Zaawansowane rozwiązania Philipsa zmieniają też barwę i natężenie światła w zależności od pory dnia oraz zmiany pracowniczej. Wpływa to na wydajność, a także komfort pracy. Oczywiście, czujniki mogę też automatycznie zaciemniać pomieszczenia w momencie, gdy nikt w nich nie pracuje. Jako przykład zaprezentowany został magazyn wysokiego składowania. Warto podkreślić, że połączenie opraw LED z automatyzacją może zaowocować spadkiem zużycia energii o ponad 80%.


Prelegent przedstawił również działanie autorskiego systemu Energy Dashboard. Pozwala on na monitorowanie zużycia energii w zakładzie produkcyjnym i analizowanie statystyk krótko- i długookresowych. Podczas Manufacturing Summit zostało nawiązane połączenie z fabryką Philipsa w Kętrzynie, aby przekonać się, jak wygląda aktualne zużycie energii w zakładzie. Pan Kuc wskazał jeszcze korzyści wynikające ze współpracy z Philipsem i zaprosił wszystkim zainteresowanych na wizyty referencyjne w zmodernizowanych zakładach.


Flex i edukacja


Arkadiusz Wódarczyk, HR Manager w firmie Flex, rozpoczął drugą część spotkania niezwykle ciekawym wystąpieniem. Mówił w nim o tym, jak wygląda proces pozyskiwania pracowników dla przemysłu, oparty na współpracy ze szkołami średnimi oraz uczelniami. Niedobór pracowników to palący problem dla producentów, zatem prelekcja została wysłuchana z dużym zaciekawieniem.


Flex to firma z siedzibą w USA, dysponująca ponad 100 lokalizacji w 30 krajach. W ostatnim czasie przedsiębiorstwo rozszerzyło swoją działalność na kolejne sektory, co sprawia, że rośnie zapotrzebowanie na pracowników - także w Tczewie, gdzie działa polska fabryka koncernu. Aktualnie zatrudnia ona 4 tys. osób, z tego 3,4 tys pracuje na produkcji, a także przy jej wsparciu. Flex zajmuje się jednak całym cyklem życia produktu - od koncepcji do recyklingu.

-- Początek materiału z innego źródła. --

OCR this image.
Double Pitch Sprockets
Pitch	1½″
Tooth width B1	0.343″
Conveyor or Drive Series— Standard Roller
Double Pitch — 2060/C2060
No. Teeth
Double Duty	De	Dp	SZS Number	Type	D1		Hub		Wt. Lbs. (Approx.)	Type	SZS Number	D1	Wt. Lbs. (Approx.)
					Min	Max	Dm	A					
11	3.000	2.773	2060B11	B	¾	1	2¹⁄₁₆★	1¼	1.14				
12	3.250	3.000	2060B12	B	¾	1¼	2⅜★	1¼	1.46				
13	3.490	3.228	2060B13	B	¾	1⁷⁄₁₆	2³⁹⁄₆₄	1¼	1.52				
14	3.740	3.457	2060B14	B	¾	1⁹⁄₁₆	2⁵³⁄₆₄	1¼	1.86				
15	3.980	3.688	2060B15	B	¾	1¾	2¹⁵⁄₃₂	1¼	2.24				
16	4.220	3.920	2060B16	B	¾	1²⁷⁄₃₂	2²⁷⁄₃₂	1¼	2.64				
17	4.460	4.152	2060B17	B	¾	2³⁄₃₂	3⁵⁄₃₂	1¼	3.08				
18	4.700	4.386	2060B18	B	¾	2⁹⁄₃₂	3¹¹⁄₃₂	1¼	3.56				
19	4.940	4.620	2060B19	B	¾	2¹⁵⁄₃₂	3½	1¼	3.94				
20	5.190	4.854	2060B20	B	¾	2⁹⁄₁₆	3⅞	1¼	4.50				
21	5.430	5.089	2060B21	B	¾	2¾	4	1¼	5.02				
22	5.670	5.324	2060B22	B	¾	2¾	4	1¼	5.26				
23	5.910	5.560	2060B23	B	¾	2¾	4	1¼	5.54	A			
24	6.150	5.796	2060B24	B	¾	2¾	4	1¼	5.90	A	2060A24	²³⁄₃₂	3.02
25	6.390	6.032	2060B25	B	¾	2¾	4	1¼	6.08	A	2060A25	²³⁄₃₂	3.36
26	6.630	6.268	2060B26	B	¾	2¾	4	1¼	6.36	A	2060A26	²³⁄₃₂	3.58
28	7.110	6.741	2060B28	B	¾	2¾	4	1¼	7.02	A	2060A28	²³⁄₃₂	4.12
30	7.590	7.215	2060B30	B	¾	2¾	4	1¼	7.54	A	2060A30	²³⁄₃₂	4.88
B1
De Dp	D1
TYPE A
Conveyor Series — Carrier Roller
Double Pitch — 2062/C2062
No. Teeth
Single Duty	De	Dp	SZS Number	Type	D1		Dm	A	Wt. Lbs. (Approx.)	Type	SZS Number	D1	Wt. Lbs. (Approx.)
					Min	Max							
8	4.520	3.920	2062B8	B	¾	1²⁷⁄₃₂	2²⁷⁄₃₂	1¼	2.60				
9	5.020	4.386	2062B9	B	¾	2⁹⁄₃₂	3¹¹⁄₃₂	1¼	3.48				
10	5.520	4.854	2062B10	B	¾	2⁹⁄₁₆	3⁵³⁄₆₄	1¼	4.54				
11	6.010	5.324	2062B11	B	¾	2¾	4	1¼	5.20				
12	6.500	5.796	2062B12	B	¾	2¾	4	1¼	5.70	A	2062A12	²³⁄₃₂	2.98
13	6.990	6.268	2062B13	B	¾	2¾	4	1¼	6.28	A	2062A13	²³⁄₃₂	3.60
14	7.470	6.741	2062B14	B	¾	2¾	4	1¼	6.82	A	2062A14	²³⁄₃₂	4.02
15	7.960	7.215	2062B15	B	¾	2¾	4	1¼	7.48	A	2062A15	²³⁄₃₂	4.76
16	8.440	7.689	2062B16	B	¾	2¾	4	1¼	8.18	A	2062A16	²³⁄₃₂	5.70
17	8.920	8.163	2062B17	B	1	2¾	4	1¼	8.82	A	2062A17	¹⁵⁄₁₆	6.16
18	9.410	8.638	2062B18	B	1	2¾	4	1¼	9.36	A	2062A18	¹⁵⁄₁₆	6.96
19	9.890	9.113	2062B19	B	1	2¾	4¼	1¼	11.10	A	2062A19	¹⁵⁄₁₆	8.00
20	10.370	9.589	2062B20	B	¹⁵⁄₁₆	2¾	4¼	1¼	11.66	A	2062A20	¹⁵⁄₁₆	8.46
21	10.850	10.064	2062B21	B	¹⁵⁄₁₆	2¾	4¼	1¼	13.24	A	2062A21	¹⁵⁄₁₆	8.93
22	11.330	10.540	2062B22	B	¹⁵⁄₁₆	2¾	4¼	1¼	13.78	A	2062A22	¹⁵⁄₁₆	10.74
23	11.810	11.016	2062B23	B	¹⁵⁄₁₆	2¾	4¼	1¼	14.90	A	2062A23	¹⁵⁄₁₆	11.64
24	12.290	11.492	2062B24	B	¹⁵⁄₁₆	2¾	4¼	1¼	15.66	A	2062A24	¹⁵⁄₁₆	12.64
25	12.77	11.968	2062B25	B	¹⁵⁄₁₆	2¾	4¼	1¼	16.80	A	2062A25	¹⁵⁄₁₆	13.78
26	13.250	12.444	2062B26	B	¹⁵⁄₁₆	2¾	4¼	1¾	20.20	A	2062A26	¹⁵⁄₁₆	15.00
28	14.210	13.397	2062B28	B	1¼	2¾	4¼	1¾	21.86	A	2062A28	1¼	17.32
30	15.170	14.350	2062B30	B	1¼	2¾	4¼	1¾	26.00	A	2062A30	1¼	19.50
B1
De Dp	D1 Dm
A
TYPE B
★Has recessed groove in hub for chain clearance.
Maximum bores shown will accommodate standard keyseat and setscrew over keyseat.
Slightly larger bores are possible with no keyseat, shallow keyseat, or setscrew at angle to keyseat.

Niedobory na rynku pracy spowodowały, że polski oddział Flex zaczął zastanawiać się, co zrobić, aby szkoły średnie i uczelnie kształciły pracowników dopasowanych do potrzeb pracodawców.
Opierając się na cyklu PDCA postanowiono wyszukać przyczyn tego, iż w pewnym momencie w firmie było nawet 200 wakatów, aplikujący nie spełniali wymagań, następowała eskalacja problemów, a firma nie mogła się rozwijać.
 

Manufacturing Summit Arkadiusz Wódarczyk
Fot: Logistyka Produkcji  

Efektem przeprowadzonej analizy oraz identyfikacji problemów było zapoczątkowanie współpracy ze szkołami i uczelniami. Powołany został interdysplinarny zespół, w ramach którego znaleźli się pracownicy Flex, ale także nauczyciele ze szkół zaproszonych do projektu. Ułożono program, którego zasadniczym zadaniem jest wypromowanie wśród młodzieży kształcenia się w szkołach technicznych. Prócz stworzenia dedykowanych kierunków, wyposażono szkoły w inowacyjne pracownie, ufundowano stypendia, zorganizowano dodatkowe zajęcia pozalekcyjne i zaproszono uczniów oraz nauczycieli na praktyki w siedzibie Flex.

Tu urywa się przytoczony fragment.